Major Recommendations are-
- Participants and medical staff should be educated about proper hydration strategies for exertional activities. Recommendation grade: 1C.
- Participants in endurance athletic events or strenuous wilderness activities should focus on avoiding overdrinking during the activity. Recommendation grade: 1A.
- Participants should drink according to thirst, or they should determine an estimation of their individual fluid needs during pre-event training activities (by assessing body weight losses per hour), which limits the potential for weight gain. Recommendation grade: 1C.
- Sodium and/or salty snacks should be freely available for consumption along with the appropriate fluid intake, particularly in long, hot events in non–heat acclimatized persons, but this strategy will not prevent EAH when combined with overdrinking. Recommendation grade: 2B.
- When available, point-of-care testing should be done on at-risk, symptomatic patients. If unavailable, integrate all available clinical and historical information into an assessment of the patient's hydration status (history of fluid intake, food intake, presenting signs and symptoms, body weight if available, and urine output). Recommendation grade: 1C.
- Oral fluid restriction is indicated if EAH from fluid overload is associated with mild symptoms. Hypotonic fluids are contraindicated with suspected EAH. Recommendation grade: 1C.
- Oral sodium in hypertonic solutions or foods with high sodium content (salty snacks) may increase serum sodium levels and enhance symptom relief (over fluid restriction) for mild EAH if tolerated. Recommendation grade: 2B
- Observe patients for at least 60 min after exercise to ensure no decompensation from delayed symptomatic EAH after cessation of exercise. Recommendation grade: 1C.
- IV hypotonic fluids are contraindicated with suspected fluid overload EAH. Recommendation grade: 1C.
- Isotonic fluid intake should be restricted in known or suspected severe hypervolemic EAH until urination begins. Recommendation grade: 1C.
- An IV bolus of 100 mL of HTS should be administered immediately if signs and symptoms of encephalopathy (with or without noncardiogenic pulmonary oedema) develop and severe EAH is strongly suspected. Recommendation grade: 1C
- When transferring care, receiving caregivers should be alerted to the potential diagnosis of EAH and appropriate fluid management (withhold hypotonic fluids). Recommendation grade: 2C.

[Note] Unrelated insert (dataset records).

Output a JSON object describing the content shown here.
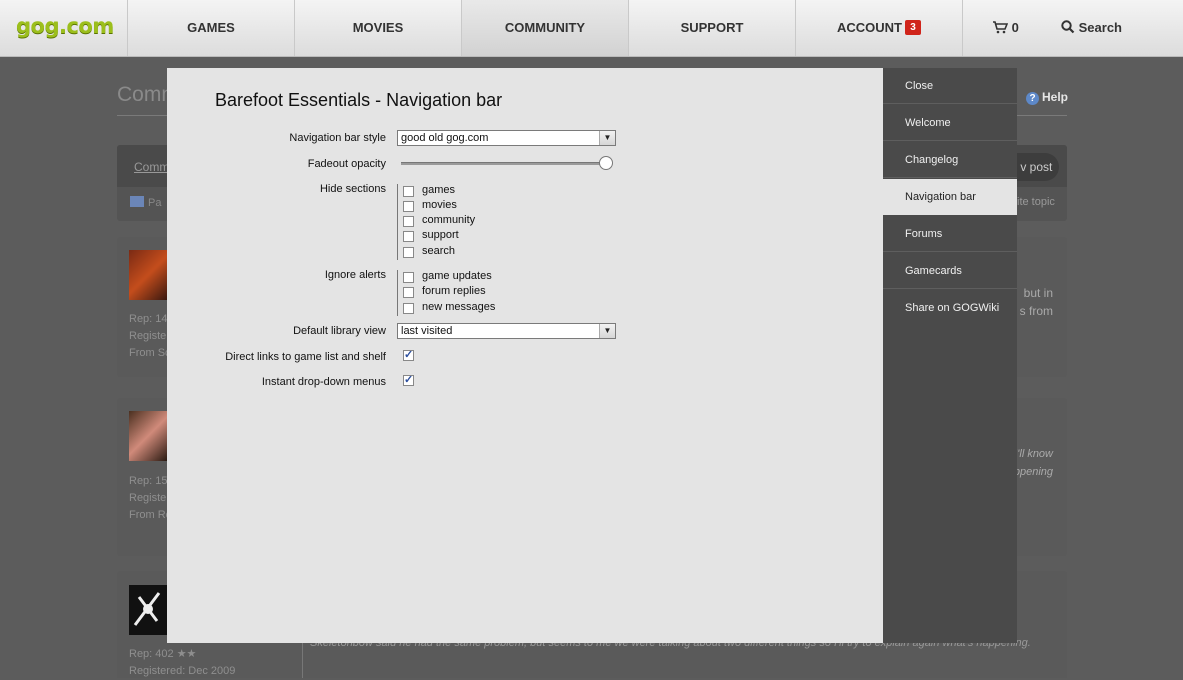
{
  "nav": {
    "logo": "gog.com",
    "items": [
      "GAMES",
      "MOVIES",
      "COMMUNITY",
      "SUPPORT",
      "ACCOUNT"
    ],
    "active": "COMMUNITY",
    "account_badge": "3",
    "cart_count": "0",
    "search_label": "Search"
  },
  "background": {
    "title": "Comm",
    "help": "Help",
    "breadcrumb": "Comm",
    "new_post": "v post",
    "pa": "Pa",
    "write_topic": "ite topic",
    "posts": [
      {
        "rep": "Rep: 14",
        "registered": "Register",
        "from": "From Sc",
        "text_lines": [
          "but in",
          "s  from"
        ]
      },
      {
        "rep": "Rep: 15",
        "registered": "Register",
        "from": "From Re",
        "text_lines": [
          "I'll  know",
          "ppening"
        ]
      },
      {
        "rep": "Rep: 402 ★★",
        "registered": "Registered: Dec 2009",
        "from": "",
        "text_lines": [
          "Skeletonbow said he had the same problem, but seems to me we were talking about two different things so I'll try to explain again what's happening."
        ]
      }
    ]
  },
  "modal": {
    "title": "Barefoot Essentials - Navigation bar",
    "nav_style_label": "Navigation bar style",
    "nav_style_value": "good old gog.com",
    "fadeout_label": "Fadeout opacity",
    "fadeout_value": 1.0,
    "hide_sections_label": "Hide sections",
    "hide_sections": [
      {
        "label": "games",
        "checked": false
      },
      {
        "label": "movies",
        "checked": false
      },
      {
        "label": "community",
        "checked": false
      },
      {
        "label": "support",
        "checked": false
      },
      {
        "label": "search",
        "checked": false
      }
    ],
    "ignore_alerts_label": "Ignore alerts",
    "ignore_alerts": [
      {
        "label": "game updates",
        "checked": false
      },
      {
        "label": "forum replies",
        "checked": false
      },
      {
        "label": "new messages",
        "checked": false
      }
    ],
    "library_label": "Default library view",
    "library_value": "last visited",
    "direct_links_label": "Direct links to game list and shelf",
    "direct_links_checked": true,
    "instant_menus_label": "Instant drop-down menus",
    "instant_menus_checked": true
  },
  "sidebar": {
    "items": [
      "Close",
      "Welcome",
      "Changelog",
      "Navigation bar",
      "Forums",
      "Gamecards",
      "Share on GOGWiki"
    ],
    "active": "Navigation bar"
  },
  "colors": {
    "logo_green": "#9cbf1c",
    "badge_red": "#d0241a",
    "sidebar_bg": "#4a4a4a",
    "modal_bg": "#e4e4e4"
  }
}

- Oral and IV hypotonic or isotonic hydration should be avoided early in the management of EAH, although it may be appropriate in certain clinical contexts once sodium correction has been initiated or hypovolemia is confirmed. Recommendation grade: 1C.

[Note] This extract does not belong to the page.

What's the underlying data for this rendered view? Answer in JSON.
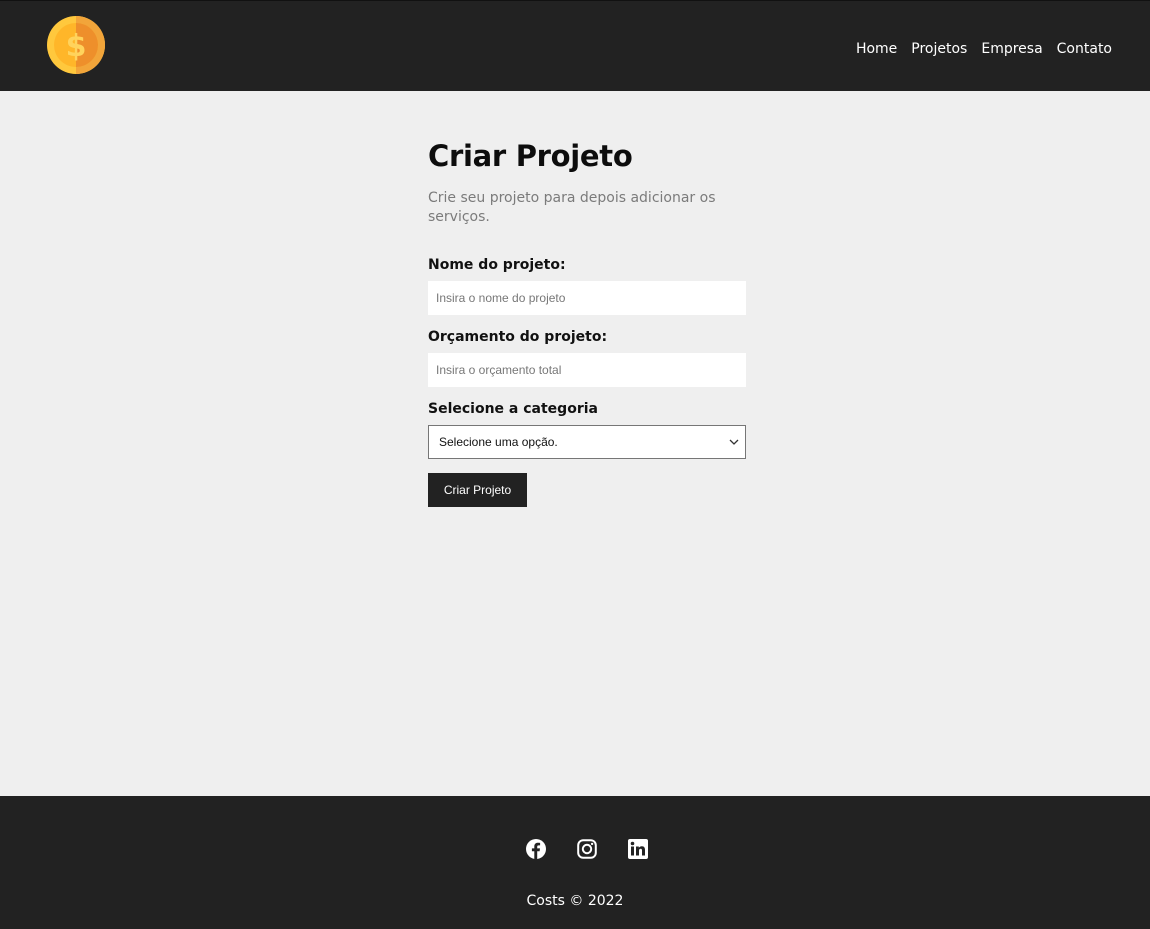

- With suspected EAH, and particularly in those with altered mental status, sodium estimation should be obtained as rapidly as possible after hospital arrival. Recommendation grade: 1A.

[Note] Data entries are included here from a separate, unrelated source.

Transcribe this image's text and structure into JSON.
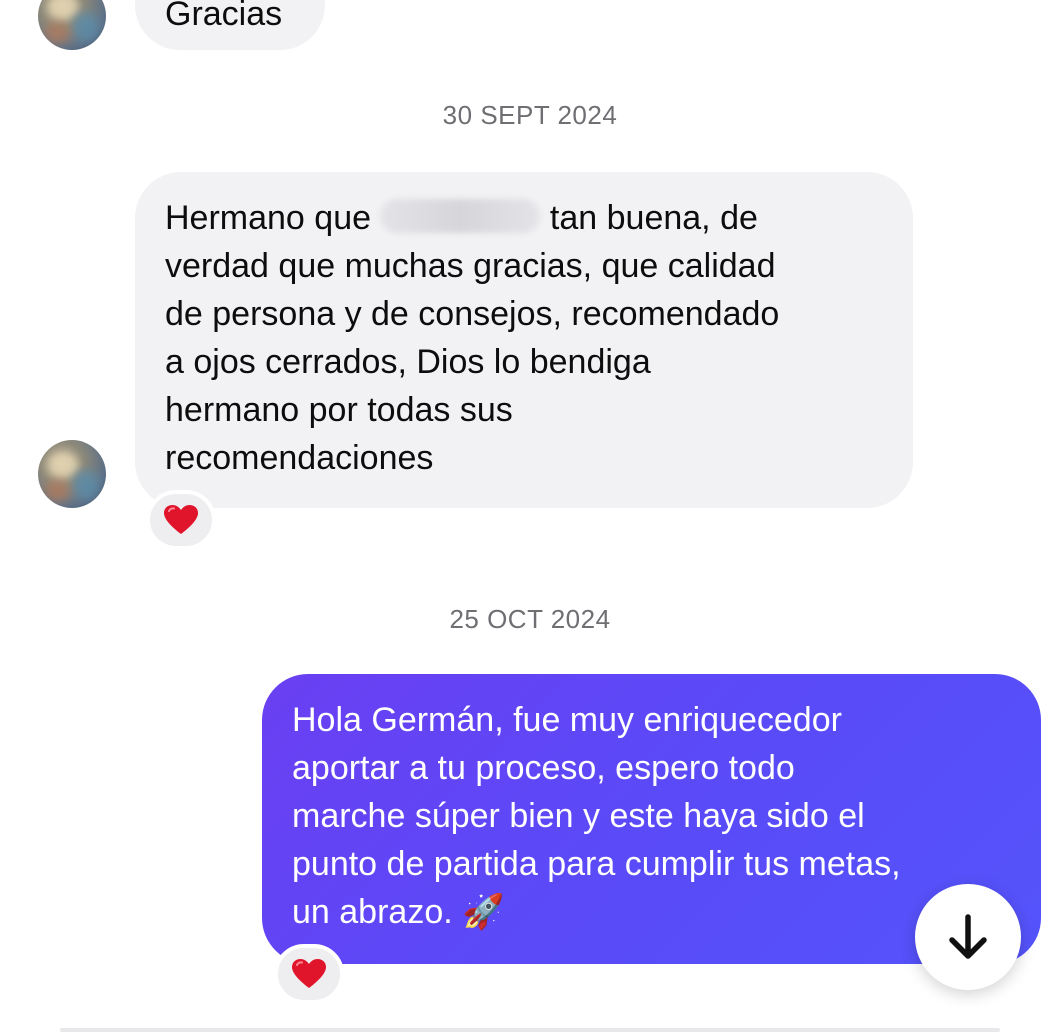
{
  "messages": {
    "top_reply": "Gracias",
    "date_1": "30 SEPT 2024",
    "incoming": {
      "line1_start": "Hermano que",
      "line1_end": "tan buena, de",
      "line2": "verdad que muchas gracias, que calidad",
      "line3": "de persona y de consejos, recomendado",
      "line4": "a ojos cerrados, Dios lo bendiga",
      "line5": "hermano por todas sus",
      "line6": "recomendaciones",
      "reaction": "❤️"
    },
    "date_2": "25 OCT 2024",
    "outgoing": {
      "line1": "Hola Germán, fue muy enriquecedor",
      "line2": "aportar a tu proceso, espero todo",
      "line3": "marche súper bien y este haya sido el",
      "line4": "punto de partida para cumplir tus metas,",
      "line5": "un abrazo. 🚀",
      "reaction": "❤️"
    }
  },
  "icons": {
    "scroll_down": "arrow-down-icon",
    "reaction": "heart-icon"
  },
  "colors": {
    "incoming_bubble": "#f2f2f4",
    "outgoing_bubble": "#5a4af8",
    "date_text": "#6e6e73",
    "reaction_heart": "#e0142b"
  }
}
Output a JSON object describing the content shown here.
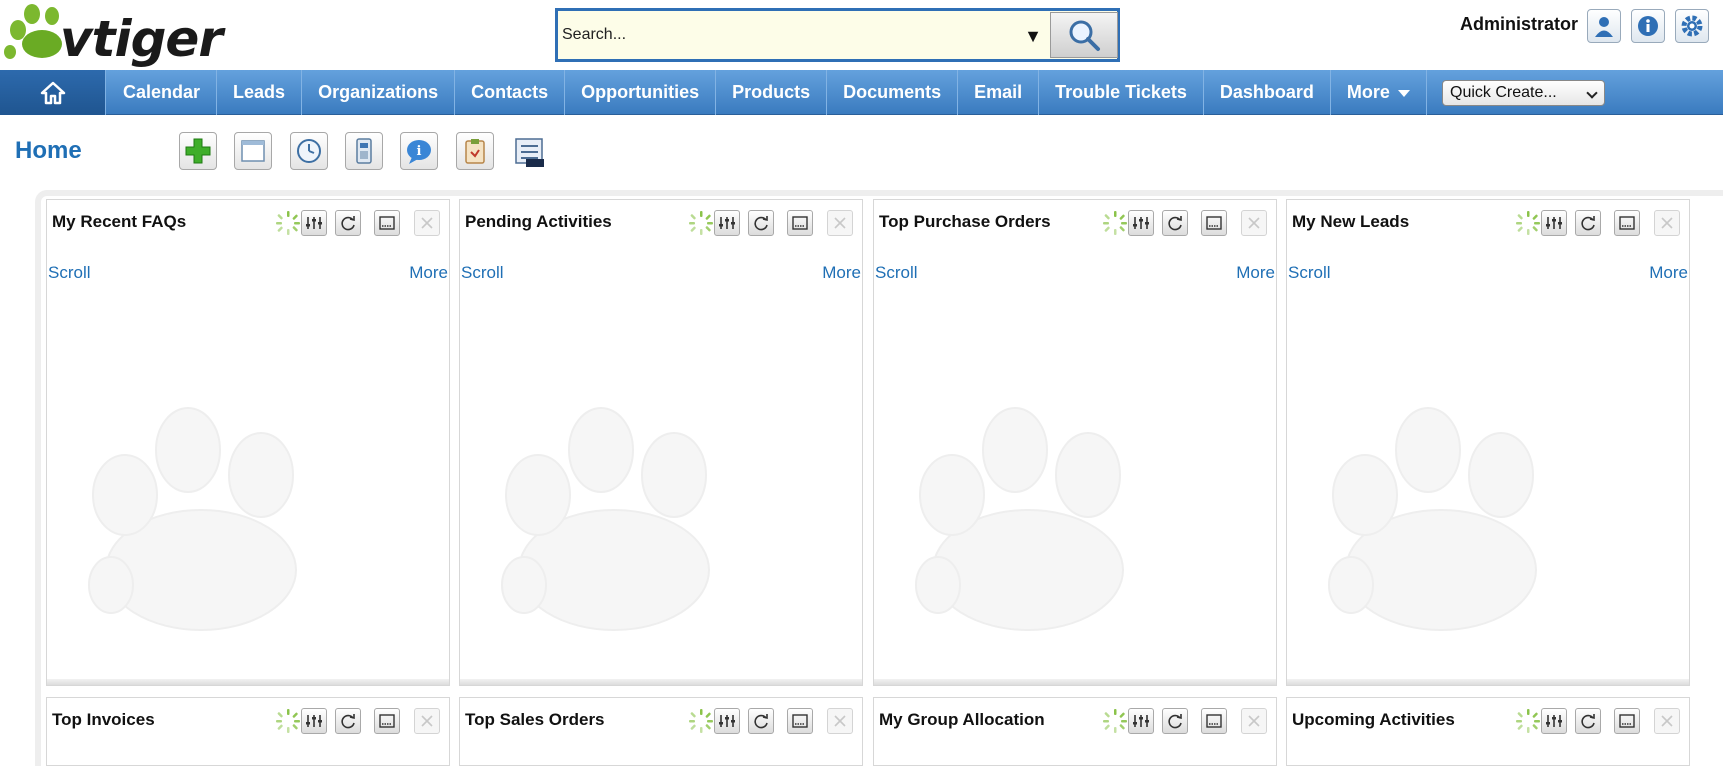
{
  "app": {
    "logo_text": "vtiger"
  },
  "search": {
    "placeholder": "Search..."
  },
  "user": {
    "name": "Administrator"
  },
  "nav": {
    "items": [
      {
        "label": "Calendar"
      },
      {
        "label": "Leads"
      },
      {
        "label": "Organizations"
      },
      {
        "label": "Contacts"
      },
      {
        "label": "Opportunities"
      },
      {
        "label": "Products"
      },
      {
        "label": "Documents"
      },
      {
        "label": "Email"
      },
      {
        "label": "Trouble Tickets"
      },
      {
        "label": "Dashboard"
      },
      {
        "label": "More"
      }
    ],
    "quick_create": "Quick Create..."
  },
  "page": {
    "title": "Home"
  },
  "widgets": [
    {
      "title": "My Recent FAQs",
      "scroll": "Scroll",
      "more": "More"
    },
    {
      "title": "Pending Activities",
      "scroll": "Scroll",
      "more": "More"
    },
    {
      "title": "Top Purchase Orders",
      "scroll": "Scroll",
      "more": "More"
    },
    {
      "title": "My New Leads",
      "scroll": "Scroll",
      "more": "More"
    },
    {
      "title": "Top Invoices"
    },
    {
      "title": "Top Sales Orders"
    },
    {
      "title": "My Group Allocation"
    },
    {
      "title": "Upcoming Activities"
    }
  ],
  "colors": {
    "nav_bg": "#4a8ccf",
    "link": "#1f6fb5",
    "logo_green": "#7cb82f"
  }
}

- A rapid assessment for signs and symptoms of cerebral edema or noncardiogenic pulmonary edema should be done in all patients with possible EAH. Recommendation grade: 1A.
- Severe EAH biochemically confirmed or symptomatic EAH should be treated with a 100-mL bolus of IV HTS, which can be repeated twice at 10-min intervals (3 doses in total) or until improvement of neurologic symptoms, with the aim of acutely increasing serum sodium concentration by about 4 to 5 mmol·L-1 and reversing cerebral oedema. Recommendation grade: 1A.
There is an ongoing need for education to ensure that participants understand the risk of overhydration. Furthermore, a knowledge gap persists internationally among practitioners and prehospital EMS personnel about the assessment and treatment of EAH, which is compounded by many of its nonspecific presenting signs and symptoms.